It's not a "rank" -- it's a statistical outcome from real-world shootings. Weird things happen, and the world is not obliged to make sense to us.
It is a rank, a horizontal row of items is a rank. Other than putting .25 before .22 it is also in ascending order, by size of round.
It is a statistical outcome of the data
they chose to use.
I looked at the article, found the full data used as given to be somewhat interesting, and shows that the table posted here is valueless without explanation or background. I do not agree with the authors chosen parameters, and the way information is presented without explanation.
For example, he gives a percentage of one shot stop and a percentage of actual incapacitation from one torso or head hit. For the .32acp the one shot stop % is 40 but the "actual incapacitation" % is 72!!

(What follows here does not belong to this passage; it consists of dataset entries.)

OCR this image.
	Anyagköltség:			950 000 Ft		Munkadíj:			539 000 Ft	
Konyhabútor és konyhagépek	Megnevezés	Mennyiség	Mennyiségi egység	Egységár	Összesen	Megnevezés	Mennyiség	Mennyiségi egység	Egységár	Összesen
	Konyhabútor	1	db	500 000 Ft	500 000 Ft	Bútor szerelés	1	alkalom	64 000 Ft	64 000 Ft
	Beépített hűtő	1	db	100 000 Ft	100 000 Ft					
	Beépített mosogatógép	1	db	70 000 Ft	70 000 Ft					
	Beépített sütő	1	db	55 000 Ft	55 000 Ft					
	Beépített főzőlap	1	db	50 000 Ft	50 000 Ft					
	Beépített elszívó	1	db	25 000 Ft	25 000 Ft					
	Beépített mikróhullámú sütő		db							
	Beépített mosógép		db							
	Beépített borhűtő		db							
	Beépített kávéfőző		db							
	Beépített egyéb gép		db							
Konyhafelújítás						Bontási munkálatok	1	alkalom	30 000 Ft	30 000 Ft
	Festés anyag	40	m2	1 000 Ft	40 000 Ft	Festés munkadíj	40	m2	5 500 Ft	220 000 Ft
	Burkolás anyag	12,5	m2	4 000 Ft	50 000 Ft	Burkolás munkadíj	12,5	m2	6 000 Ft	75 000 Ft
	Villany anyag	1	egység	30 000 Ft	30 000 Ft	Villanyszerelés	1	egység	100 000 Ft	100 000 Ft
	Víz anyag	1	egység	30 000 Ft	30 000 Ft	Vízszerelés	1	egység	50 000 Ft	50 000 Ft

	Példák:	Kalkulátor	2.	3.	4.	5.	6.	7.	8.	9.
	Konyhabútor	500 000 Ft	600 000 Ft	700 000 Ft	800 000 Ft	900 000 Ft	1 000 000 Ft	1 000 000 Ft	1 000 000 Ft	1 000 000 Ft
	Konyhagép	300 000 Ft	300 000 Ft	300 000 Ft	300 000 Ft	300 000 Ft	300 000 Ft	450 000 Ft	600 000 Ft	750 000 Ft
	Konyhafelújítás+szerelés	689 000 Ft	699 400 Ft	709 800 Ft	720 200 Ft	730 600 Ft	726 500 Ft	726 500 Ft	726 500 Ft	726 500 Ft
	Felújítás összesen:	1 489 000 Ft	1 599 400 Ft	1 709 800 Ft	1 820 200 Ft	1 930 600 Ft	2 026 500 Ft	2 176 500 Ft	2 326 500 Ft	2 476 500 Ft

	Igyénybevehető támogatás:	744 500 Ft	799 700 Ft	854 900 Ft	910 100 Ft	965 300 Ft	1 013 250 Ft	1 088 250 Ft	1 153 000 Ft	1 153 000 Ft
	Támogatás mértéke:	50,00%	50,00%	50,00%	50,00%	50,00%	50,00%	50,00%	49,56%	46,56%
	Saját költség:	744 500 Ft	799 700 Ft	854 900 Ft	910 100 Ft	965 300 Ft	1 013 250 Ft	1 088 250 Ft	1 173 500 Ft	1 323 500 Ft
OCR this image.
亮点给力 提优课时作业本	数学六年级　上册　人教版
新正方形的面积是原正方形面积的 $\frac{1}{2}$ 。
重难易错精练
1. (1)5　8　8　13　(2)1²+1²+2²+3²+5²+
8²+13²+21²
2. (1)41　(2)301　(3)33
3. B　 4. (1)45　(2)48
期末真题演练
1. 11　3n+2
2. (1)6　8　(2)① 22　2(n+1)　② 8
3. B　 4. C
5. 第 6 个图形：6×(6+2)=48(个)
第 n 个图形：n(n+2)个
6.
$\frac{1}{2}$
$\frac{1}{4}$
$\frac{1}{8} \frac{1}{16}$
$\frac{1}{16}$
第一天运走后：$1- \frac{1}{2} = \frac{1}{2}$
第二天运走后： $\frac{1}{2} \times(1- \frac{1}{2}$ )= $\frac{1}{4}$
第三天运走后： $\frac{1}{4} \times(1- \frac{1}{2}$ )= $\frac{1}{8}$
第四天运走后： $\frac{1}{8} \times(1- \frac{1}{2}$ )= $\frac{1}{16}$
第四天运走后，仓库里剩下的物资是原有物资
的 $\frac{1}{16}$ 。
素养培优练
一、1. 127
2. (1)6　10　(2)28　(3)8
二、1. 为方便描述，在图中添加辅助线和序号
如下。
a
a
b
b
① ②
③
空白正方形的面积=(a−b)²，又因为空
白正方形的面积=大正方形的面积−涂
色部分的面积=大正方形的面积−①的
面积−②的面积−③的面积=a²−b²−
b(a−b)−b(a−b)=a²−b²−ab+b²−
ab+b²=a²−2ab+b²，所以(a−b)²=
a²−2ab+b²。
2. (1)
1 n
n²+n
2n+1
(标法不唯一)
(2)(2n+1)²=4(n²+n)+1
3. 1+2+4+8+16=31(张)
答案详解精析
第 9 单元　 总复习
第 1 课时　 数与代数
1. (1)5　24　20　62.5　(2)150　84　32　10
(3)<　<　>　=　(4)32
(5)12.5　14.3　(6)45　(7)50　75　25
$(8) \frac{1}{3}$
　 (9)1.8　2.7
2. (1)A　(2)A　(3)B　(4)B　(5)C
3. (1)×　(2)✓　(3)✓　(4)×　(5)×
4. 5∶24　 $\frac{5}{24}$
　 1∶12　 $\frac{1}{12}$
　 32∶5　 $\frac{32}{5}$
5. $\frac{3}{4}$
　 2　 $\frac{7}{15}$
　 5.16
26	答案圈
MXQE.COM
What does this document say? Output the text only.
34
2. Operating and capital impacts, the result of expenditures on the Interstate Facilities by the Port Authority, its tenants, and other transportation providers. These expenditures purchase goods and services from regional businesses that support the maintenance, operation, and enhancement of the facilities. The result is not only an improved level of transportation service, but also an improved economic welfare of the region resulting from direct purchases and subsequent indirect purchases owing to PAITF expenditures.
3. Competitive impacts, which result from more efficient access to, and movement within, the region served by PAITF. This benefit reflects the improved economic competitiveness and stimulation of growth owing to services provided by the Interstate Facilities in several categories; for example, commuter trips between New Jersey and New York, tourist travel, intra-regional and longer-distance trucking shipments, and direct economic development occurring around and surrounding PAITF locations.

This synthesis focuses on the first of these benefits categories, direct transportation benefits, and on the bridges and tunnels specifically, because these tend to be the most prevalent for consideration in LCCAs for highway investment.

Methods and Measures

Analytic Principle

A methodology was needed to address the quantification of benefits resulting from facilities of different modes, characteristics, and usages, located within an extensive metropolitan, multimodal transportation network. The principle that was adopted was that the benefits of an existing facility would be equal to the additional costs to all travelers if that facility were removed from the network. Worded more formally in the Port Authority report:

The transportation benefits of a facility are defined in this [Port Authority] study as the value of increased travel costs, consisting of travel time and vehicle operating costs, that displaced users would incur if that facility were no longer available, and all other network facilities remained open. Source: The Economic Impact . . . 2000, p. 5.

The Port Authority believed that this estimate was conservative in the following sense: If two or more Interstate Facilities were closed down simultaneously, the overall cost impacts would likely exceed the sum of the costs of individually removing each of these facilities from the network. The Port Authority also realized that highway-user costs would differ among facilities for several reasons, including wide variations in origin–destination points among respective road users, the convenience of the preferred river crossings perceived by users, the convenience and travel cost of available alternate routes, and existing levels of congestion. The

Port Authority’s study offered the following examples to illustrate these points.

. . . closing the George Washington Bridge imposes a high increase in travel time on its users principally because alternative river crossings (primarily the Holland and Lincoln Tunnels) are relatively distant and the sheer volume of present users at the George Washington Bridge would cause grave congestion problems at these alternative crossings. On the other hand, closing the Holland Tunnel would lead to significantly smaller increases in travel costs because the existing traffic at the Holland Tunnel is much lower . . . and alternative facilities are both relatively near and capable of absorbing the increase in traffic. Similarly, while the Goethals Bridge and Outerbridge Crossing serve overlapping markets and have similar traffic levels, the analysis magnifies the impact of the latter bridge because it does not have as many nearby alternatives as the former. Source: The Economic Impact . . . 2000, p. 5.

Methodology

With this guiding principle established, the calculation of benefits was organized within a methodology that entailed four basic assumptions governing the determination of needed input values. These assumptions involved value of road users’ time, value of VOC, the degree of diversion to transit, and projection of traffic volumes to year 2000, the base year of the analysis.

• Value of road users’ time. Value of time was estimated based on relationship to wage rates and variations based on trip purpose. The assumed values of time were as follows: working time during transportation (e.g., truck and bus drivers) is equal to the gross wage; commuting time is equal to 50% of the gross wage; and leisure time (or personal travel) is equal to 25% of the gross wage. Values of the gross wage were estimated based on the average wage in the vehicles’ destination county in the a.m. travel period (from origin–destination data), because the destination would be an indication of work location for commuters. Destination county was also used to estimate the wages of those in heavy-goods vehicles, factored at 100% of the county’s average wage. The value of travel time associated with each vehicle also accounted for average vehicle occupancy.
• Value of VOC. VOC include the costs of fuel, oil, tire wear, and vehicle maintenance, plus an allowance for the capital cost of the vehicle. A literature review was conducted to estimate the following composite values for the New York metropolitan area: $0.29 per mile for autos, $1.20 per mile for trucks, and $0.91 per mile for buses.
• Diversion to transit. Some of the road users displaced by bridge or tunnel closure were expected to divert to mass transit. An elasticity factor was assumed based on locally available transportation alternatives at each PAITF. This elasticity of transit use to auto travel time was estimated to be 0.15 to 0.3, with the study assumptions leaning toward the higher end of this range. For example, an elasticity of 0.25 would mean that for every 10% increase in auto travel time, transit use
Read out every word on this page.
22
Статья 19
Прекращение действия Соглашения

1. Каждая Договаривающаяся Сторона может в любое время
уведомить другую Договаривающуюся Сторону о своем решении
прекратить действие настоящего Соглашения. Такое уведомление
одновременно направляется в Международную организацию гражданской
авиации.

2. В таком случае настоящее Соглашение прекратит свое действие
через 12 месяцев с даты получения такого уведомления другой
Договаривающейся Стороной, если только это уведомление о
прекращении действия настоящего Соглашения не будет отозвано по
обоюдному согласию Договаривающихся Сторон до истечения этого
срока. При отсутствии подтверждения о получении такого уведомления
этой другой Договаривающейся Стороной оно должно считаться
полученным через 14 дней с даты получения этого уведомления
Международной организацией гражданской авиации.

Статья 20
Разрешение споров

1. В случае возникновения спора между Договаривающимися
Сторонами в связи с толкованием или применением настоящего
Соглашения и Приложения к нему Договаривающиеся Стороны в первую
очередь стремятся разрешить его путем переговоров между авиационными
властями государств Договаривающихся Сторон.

I'm sure his math is sound, but as presented, no sound conclusions can be drawn without assuming things "not in evidence".
I don't know, because the author does not say, it doesn't seem to make sense, that the percent actually incapacitated is higher than the percent stopped.
UNLESS you realize that the percentages are of different things. WHAT things the percentages are of, is not clearly stated. Some appears self evident, some, not so much.
Say 40% are one shot stops. But 72% are "actually incapacitated". How can that be?? It COULD BE that 40% of the people shot were stopped, and 72% OF THE PEOPLE STOPPED were "actually incapacitated".
It could be something else, the author does not say. SO the table posted here is useless for drawing any valid conclusions other than its what the author's math came up with, the way he worked it.
Percentages and averages can be useful, can be statements of fact, but are not always valid indicators of anything other than the math used to create them.
Which is what I believe this table to be.